Perhaps there was an argument in his mind. Perhaps he had been hearing Parsifal, for there are times in the symphony when one is reminded of Amfortas with his complaining voice. Not that Sibelius was obliged to borrow phrases; but the mood of the composer and that of the wounded knight are at times alike. There is also the suggestion of similar harmonic and orchestral, but not melodic expression.
The thematic material is for the most part cool, contemplative, often fragmentary, or purposely incomplete. The melancholy that drips from the pages is almost without relief. Nor does one find the symphony of “baffling simplicity” as a London reviewer found it a few years ago. The “simplicity” was carefully contrived. There is little real beauty, frank or subtle—there is little that impresses by loftiness of thought, or nobility of expression. There is prevailing sobriety. Sibelius might say, “That is the way I felt when I wrote it. I could not write otherwise any more than I could then feel differently.” Is it not a significant fact that Sibelius soon left this path that he had found?

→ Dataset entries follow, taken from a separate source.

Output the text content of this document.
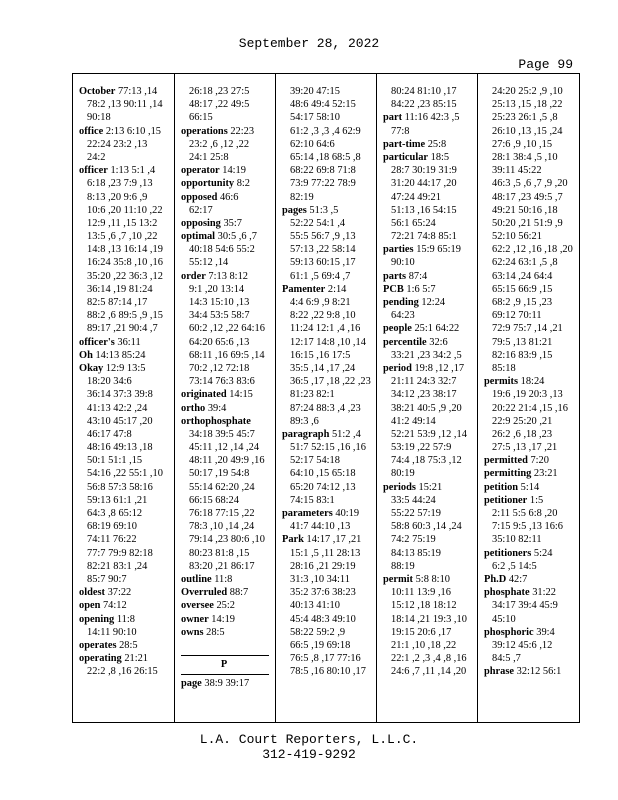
September 28, 2022
Page 99
October 77:13 ,14
78:2 ,13 90:11 ,14
90:18
office 2:13 6:10 ,15
22:24 23:2 ,13
24:2
officer 1:13 5:1 ,4
6:18 ,23 7:9 ,13
8:13 ,20 9:6 ,9
10:6 ,20 11:10 ,22
12:9 ,11 ,15 13:2
13:5 ,6 ,7 ,10 ,22
14:8 ,13 16:14 ,19
16:24 35:8 ,10 ,16
35:20 ,22 36:3 ,12
36:14 ,19 81:24
82:5 87:14 ,17
88:2 ,6 89:5 ,9 ,15
89:17 ,21 90:4 ,7
officer's 36:11
Oh 14:13 85:24
Okay 12:9 13:5
18:20 34:6
36:14 37:3 39:8
41:13 42:2 ,24
43:10 45:17 ,20
46:17 47:8
48:16 49:13 ,18
50:1 51:1 ,15
54:16 ,22 55:1 ,10
56:8 57:3 58:16
59:13 61:1 ,21
64:3 ,8 65:12
68:19 69:10
74:11 76:22
77:7 79:9 82:18
82:21 83:1 ,24
85:7 90:7
oldest 37:22
open 74:12
opening 11:8
14:11 90:10
operates 28:5
operating 21:21
22:2 ,8 ,16 26:15
26:18 ,23 27:5
48:17 ,22 49:5
66:15
operations 22:23
23:2 ,6 ,12 ,22
24:1 25:8
operator 14:19
opportunity 8:2
opposed 46:6
62:17
opposing 35:7
optimal 30:5 ,6 ,7
40:18 54:6 55:2
55:12 ,14
order 7:13 8:12
9:1 ,20 13:14
14:3 15:10 ,13
34:4 53:5 58:7
60:2 ,12 ,22 64:16
64:20 65:6 ,13
68:11 ,16 69:5 ,14
70:2 ,12 72:18
73:14 76:3 83:6
originated 14:15
ortho 39:4
orthophosphate
34:18 39:5 45:7
45:11 ,12 ,14 ,24
48:11 ,20 49:9 ,16
50:17 ,19 54:8
55:14 62:20 ,24
66:15 68:24
76:18 77:15 ,22
78:3 ,10 ,14 ,24
79:14 ,23 80:6 ,10
80:23 81:8 ,15
83:20 ,21 86:17
outline 11:8
Overruled 88:7
oversee 25:2
owner 14:19
owns 28:5
P
page 38:9 39:17
39:20 47:15
48:6 49:4 52:15
54:17 58:10
61:2 ,3 ,3 ,4 62:9
62:10 64:6
65:14 ,18 68:5 ,8
68:22 69:8 71:8
73:9 77:22 78:9
82:19
pages 51:3 ,5
52:22 54:1 ,4
55:5 56:7 ,9 ,13
57:13 ,22 58:14
59:13 60:15 ,17
61:1 ,5 69:4 ,7
Pamenter 2:14
4:4 6:9 ,9 8:21
8:22 ,22 9:8 ,10
11:24 12:1 ,4 ,16
12:17 14:8 ,10 ,14
16:15 ,16 17:5
35:5 ,14 ,17 ,24
36:5 ,17 ,18 ,22 ,23
81:23 82:1
87:24 88:3 ,4 ,23
89:3 ,6
paragraph 51:2 ,4
51:7 52:15 ,16 ,16
52:17 54:18
64:10 ,15 65:18
65:20 74:12 ,13
74:15 83:1
parameters 40:19
41:7 44:10 ,13
Park 14:17 ,17 ,21
15:1 ,5 ,11 28:13
28:16 ,21 29:19
31:3 ,10 34:11
35:2 37:6 38:23
40:13 41:10
45:4 48:3 49:10
58:22 59:2 ,9
66:5 ,19 69:18
76:5 ,8 ,17 77:16
78:5 ,16 80:10 ,17
80:24 81:10 ,17
84:22 ,23 85:15
part 11:16 42:3 ,5
77:8
part-time 25:8
particular 18:5
28:7 30:19 31:9
31:20 44:17 ,20
47:24 49:21
51:13 ,16 54:15
56:1 65:24
72:21 74:8 85:1
parties 15:9 65:19
90:10
parts 87:4
PCB 1:6 5:7
pending 12:24
64:23
people 25:1 64:22
percentile 32:6
33:21 ,23 34:2 ,5
period 19:8 ,12 ,17
21:11 24:3 32:7
34:12 ,23 38:17
38:21 40:5 ,9 ,20
41:2 49:14
52:21 53:9 ,12 ,14
53:19 ,22 57:9
74:4 ,18 75:3 ,12
80:19
periods 15:21
33:5 44:24
55:22 57:19
58:8 60:3 ,14 ,24
74:2 75:19
84:13 85:19
88:19
permit 5:8 8:10
10:11 13:9 ,16
15:12 ,18 18:12
18:14 ,21 19:3 ,10
19:15 20:6 ,17
21:1 ,10 ,18 ,22
22:1 ,2 ,3 ,4 ,8 ,16
24:6 ,7 ,11 ,14 ,20
24:20 25:2 ,9 ,10
25:13 ,15 ,18 ,22
25:23 26:1 ,5 ,8
26:10 ,13 ,15 ,24
27:6 ,9 ,10 ,15
28:1 38:4 ,5 ,10
39:11 45:22
46:3 ,5 ,6 ,7 ,9 ,20
48:17 ,23 49:5 ,7
49:21 50:16 ,18
50:20 ,21 51:9 ,9
52:10 56:21
62:2 ,12 ,16 ,18 ,20
62:24 63:1 ,5 ,8
63:14 ,24 64:4
65:15 66:9 ,15
68:2 ,9 ,15 ,23
69:12 70:11
72:9 75:7 ,14 ,21
79:5 ,13 81:21
82:16 83:9 ,15
85:18
permits 18:24
19:6 ,19 20:3 ,13
20:22 21:4 ,15 ,16
22:9 25:20 ,21
26:2 ,6 ,18 ,23
27:5 ,13 ,17 ,21
permitted 7:20
permitting 23:21
petition 5:14
petitioner 1:5
2:11 5:5 6:8 ,20
7:15 9:5 ,13 16:6
35:10 82:11
petitioners 5:24
6:2 ,5 14:5
Ph.D 42:7
phosphate 31:22
34:17 39:4 45:9
45:10
phosphoric 39:4
39:12 45:6 ,12
84:5 ,7
phrase 32:12 56:1
L.A. Court Reporters, L.L.C.
312-419-9292
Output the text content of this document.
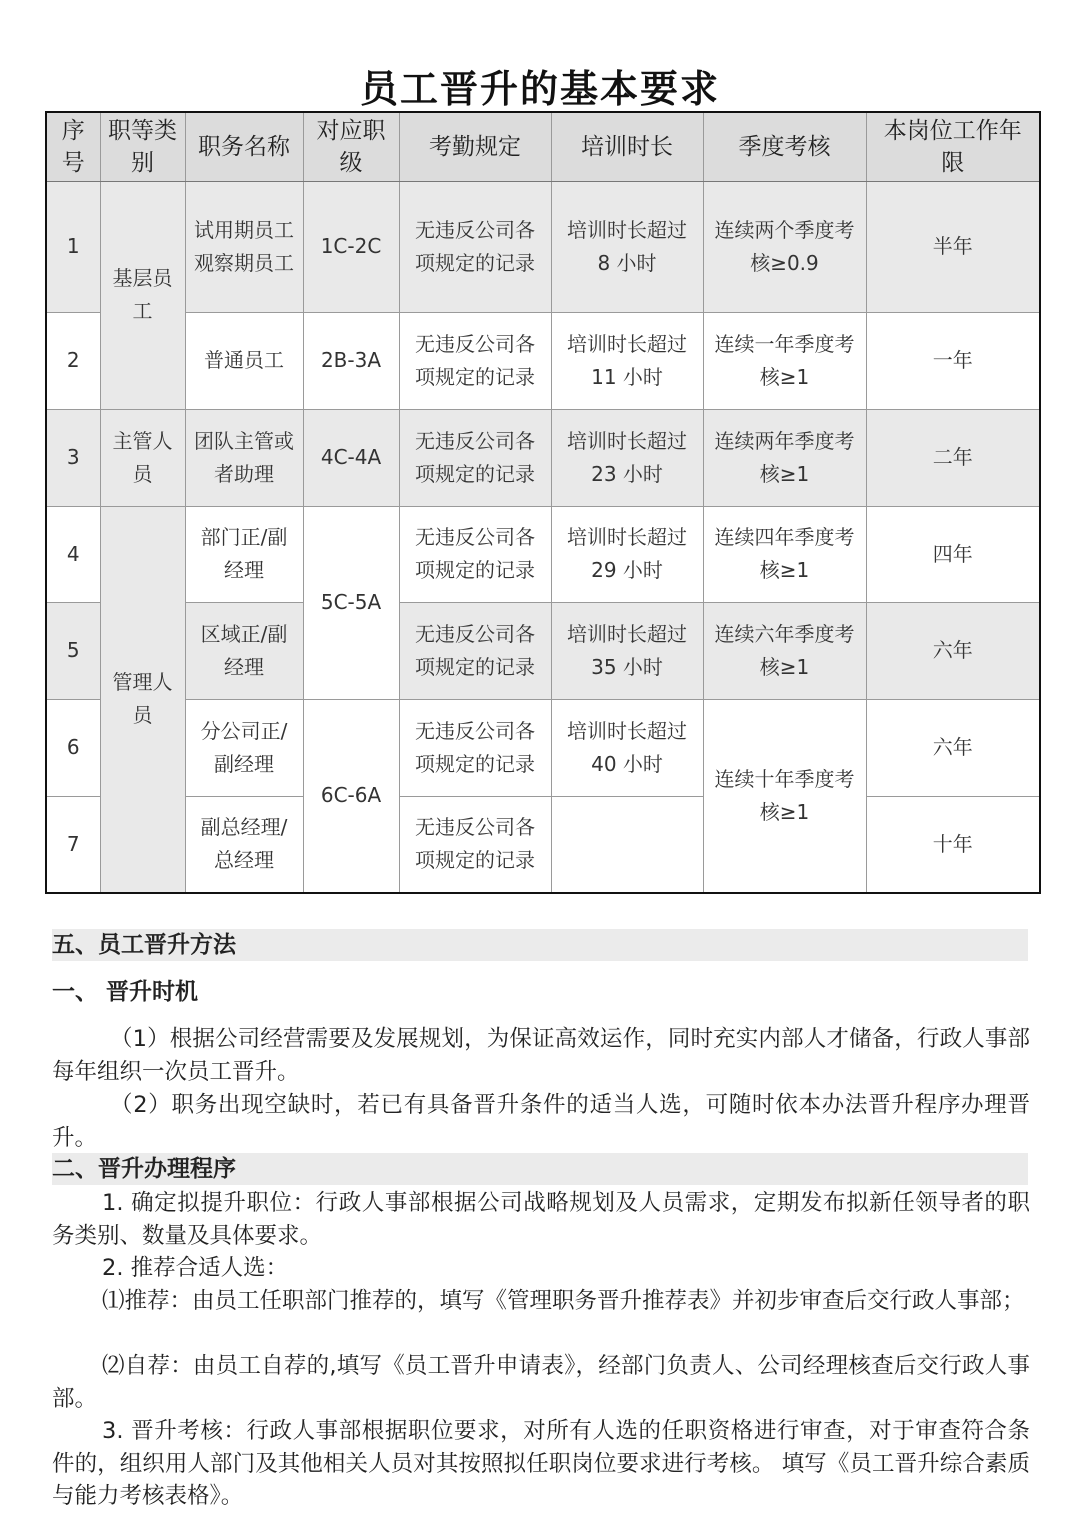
员工晋升的基本要求
序号	职等类别	职务名称	对应职级	考勤规定	培训时长	季度考核	本岗位工作年限
1	基层员工	试用期员工观察期员工	1C-2C	无违反公司各项规定的记录	培训时长超过 8 小时	连续两个季度考核≥0.9	半年
2		普通员工	2B-3A	无违反公司各项规定的记录	培训时长超过 11 小时	连续一年季度考核≥1	一年
3	主管人员	团队主管或者助理	4C-4A	无违反公司各项规定的记录	培训时长超过 23 小时	连续两年季度考核≥1	二年
4	管理人员	部门正/副经理	5C-5A	无违反公司各项规定的记录	培训时长超过 29 小时	连续四年季度考核≥1	四年
5		区域正/副经理		无违反公司各项规定的记录	培训时长超过 35 小时	连续六年季度考核≥1	六年
6		分公司正/副经理	6C-6A	无违反公司各项规定的记录	培训时长超过 40 小时	连续十年季度考核≥1	六年
7		副总经理/总经理		无违反公司各项规定的记录			十年
五、员工晋升方法
一、 晋升时机

（1）根据公司经营需要及发展规划，为保证高效运作，同时充实内部人才储备，行政人事部每年组织一次员工晋升。

（2）职务出现空缺时，若已有具备晋升条件的适当人选，可随时依本办法晋升程序办理晋升。

二、晋升办理程序

1. 确定拟提升职位：行政人事部根据公司战略规划及人员需求，定期发布拟新任领导者的职务类别、数量及具体要求。

2. 推荐合适人选：

⑴推荐：由员工任职部门推荐的，填写《管理职务晋升推荐表》并初步审查后交行政人事部；

⑵自荐：由员工自荐的,填写《员工晋升申请表》，经部门负责人、公司经理核查后交行政人事部。

3. 晋升考核：行政人事部根据职位要求，对所有人选的任职资格进行审查，对于审查符合条件的，组织用人部门及其他相关人员对其按照拟任职岗位要求进行考核。 填写《员工晋升综合素质与能力考核表格》。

This symphony, dated 1911, was performed at Helsingfors in that year. The score is dedicated to Eero Järnefelt.
The reviewer for the London Times noted (February 28, 1921) that there was moderate applause after a performance, and added: “After all, what was there to make a fuss about? No accumulation of energy, no building to a climax, no display of rhetoric; just a number of ideas, each dwelt on as long as it showed capacity for growth, each left as soon as it had generated another; there is just enough relevance to defeat the charge of inconsequence, not enough arrangement to suggest a moment’s tautology. The fineness of this symphony is of the ascetic type which refuses the luxuries of sound and finds a miracle in the simplest relations of notes. From these relations the tunes grow naturally as folk tunes grow. From the intonation of two notes at the outset comes the whole of the first movement; a perfect fifth is the source of the most expansive melody which crowns the third movement. There is nothing abstruse about it; people only fail to understand it because they cannot believe that any man could be so simple and so real as Sibelius shows himself to be.”
Mr. Fox Strangways wrote (February 21, 1932): “Sibelius has, what only the best composers have, the flair for the phrase that will repay investigation. His phrase on paper impresses no one; when you hear it, spaced out, set in relief, debated upon, it grows life size. He seems to go on for minutes together in an ordinary tone of voice, and then suddenly an idea stings him, and he is afire, and the whole room hanging on his lips.”
“The complete absence of sensuous appeal in this work,” writes Cecil Gray, “coupled with the exacting demands it makes upon the intelligence of audiences, will always prevent it from being popular. For the few, however, it probably constitutes Sibelius’s greatest achievement; he has certainly never written anything to surpass it.”
SYMPHONY NO. 5, IN E FLAT MAJOR, OP. 82
I. Tempo molto moderato; allegro moderato II. Andante mosso, quasi allegretto III. Allegro molto: un pochettino largamente
There is not a sensuous note, not a single bid for immediate popularity; but there is something in the symphony that will be permanent. It is skillfully constructed in a new manner; skillfully scored with most ingenious effects not too laboriously contrived, and with a comparatively small orchestra. The young composer of today, looking at the score, will rub his eyes in wonder and exclaim: “What! No English horn, no bass clarinet, only four horns, no celesta, xylophone, harp, tam-tam? What’s the man thinking about?”